Unclaimed killings

The detailed US State Dept report identifies impunity as a key human rights issue in Pakistan.


Editorial April 10, 2011

The US State Department report for 2010 has raised memories of events that had been forgotten by many of us at home. The detailed report identifies impunity as a key human rights issue in Pakistan, and, to illustrate this, points to an investigation which, we were told by the chief of army staff, had been initiated into an internet video apparently showing the shooting of six men by personnel in military uniform. Since then, we have heard nothing regarding the findings of these inquiries. Other than this incident, we do not know what the full story is behind the mass graves found in Swat or the accounts from human rights bodies of extrajudicial killings by security personnel. What is true is that none of the 2,600 militants reported to have been arrested in Swat have been produced before a court.

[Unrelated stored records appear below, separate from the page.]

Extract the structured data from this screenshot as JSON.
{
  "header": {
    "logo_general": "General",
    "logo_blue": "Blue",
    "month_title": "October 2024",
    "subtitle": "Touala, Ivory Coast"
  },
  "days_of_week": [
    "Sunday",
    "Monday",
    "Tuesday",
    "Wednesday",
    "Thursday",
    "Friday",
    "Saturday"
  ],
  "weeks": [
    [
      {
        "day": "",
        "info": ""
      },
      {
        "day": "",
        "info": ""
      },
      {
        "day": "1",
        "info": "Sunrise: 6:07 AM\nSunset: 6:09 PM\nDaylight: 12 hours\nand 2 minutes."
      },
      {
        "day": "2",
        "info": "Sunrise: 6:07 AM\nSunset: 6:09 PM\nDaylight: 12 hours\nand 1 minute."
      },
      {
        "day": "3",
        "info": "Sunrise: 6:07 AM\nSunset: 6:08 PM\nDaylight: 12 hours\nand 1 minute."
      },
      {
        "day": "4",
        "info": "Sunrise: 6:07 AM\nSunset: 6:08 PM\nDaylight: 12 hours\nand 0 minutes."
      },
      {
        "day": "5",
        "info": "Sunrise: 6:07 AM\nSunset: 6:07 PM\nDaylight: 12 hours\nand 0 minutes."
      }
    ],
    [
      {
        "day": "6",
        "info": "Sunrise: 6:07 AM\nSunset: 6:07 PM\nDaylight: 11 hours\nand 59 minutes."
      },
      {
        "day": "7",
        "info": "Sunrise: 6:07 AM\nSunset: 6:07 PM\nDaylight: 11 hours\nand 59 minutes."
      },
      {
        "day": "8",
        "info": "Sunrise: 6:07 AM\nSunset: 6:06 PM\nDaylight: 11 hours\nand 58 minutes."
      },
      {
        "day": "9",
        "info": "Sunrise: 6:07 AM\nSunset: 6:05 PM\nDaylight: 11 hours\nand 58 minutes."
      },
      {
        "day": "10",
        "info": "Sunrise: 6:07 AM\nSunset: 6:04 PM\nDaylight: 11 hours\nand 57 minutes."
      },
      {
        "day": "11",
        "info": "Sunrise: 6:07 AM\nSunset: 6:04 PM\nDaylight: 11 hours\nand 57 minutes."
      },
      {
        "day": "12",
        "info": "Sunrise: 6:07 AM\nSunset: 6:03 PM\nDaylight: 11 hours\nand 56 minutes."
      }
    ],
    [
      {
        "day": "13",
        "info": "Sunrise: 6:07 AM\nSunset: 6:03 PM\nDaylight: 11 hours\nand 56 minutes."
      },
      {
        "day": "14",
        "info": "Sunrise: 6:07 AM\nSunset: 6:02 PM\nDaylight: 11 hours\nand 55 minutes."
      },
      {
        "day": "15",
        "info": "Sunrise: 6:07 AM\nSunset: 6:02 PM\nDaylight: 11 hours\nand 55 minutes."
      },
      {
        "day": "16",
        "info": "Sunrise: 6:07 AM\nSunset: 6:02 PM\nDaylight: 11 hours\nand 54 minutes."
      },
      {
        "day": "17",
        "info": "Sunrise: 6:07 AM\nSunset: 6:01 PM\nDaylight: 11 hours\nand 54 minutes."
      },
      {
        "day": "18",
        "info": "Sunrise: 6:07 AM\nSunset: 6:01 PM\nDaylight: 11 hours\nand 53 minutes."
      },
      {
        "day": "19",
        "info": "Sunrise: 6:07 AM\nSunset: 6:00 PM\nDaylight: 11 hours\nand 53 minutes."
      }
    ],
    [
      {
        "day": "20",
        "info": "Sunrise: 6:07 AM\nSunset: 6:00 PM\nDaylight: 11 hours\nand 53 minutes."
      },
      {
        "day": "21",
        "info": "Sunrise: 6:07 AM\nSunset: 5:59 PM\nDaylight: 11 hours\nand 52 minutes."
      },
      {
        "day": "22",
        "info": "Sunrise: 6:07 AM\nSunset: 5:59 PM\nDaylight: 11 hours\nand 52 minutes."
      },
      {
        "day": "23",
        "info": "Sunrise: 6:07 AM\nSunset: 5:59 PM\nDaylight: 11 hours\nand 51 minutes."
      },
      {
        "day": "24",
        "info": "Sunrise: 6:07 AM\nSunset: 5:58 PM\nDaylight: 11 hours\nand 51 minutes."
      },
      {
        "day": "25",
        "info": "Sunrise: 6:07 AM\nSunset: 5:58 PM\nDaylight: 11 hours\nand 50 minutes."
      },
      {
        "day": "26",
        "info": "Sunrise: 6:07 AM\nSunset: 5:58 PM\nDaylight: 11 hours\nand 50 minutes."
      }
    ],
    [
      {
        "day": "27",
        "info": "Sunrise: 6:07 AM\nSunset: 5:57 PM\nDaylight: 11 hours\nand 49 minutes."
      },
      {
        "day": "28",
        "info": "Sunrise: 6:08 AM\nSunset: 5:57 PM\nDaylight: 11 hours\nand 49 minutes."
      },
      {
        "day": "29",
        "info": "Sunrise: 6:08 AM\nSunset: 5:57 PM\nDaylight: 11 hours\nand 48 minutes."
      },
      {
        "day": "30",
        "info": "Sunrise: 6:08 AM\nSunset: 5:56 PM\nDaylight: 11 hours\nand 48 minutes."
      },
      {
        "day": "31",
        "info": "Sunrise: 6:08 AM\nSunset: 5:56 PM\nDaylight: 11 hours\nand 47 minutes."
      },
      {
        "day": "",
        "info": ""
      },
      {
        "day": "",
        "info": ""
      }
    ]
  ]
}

The US report, other than extrajudicial killings, also points to torture and disappearances as key issues. Like other studies in the past, it notes that the security set-up in the country operates beyond the control of the civilian administration. This is a problem that, over many decades, has acted to weaken democratic control over the country. The notion that key institutions and agencies cannot be questioned is a strongly established one and helps determine the manner in which we, as citizens, look at our state and events that occur within its boundaries. The instances of violations of other kinds have also been narrated, including deaths based around the issue of the blasphemy law. The passage of a law on harassment of women in the workplace ranks among the successes mentioned in the report.

The areas we need to work on are quite obvious. The rule of law needs to be applied equally and evenly. Matters such as disappearances and the shooting of people for unknown offences cannot just be brushed under the carpet. We need to bravely address these issues because that will built respect for the state and its institutions in the eyes of ordinary Pakistanis.

Published in The Express Tribune, April 11th,  2011.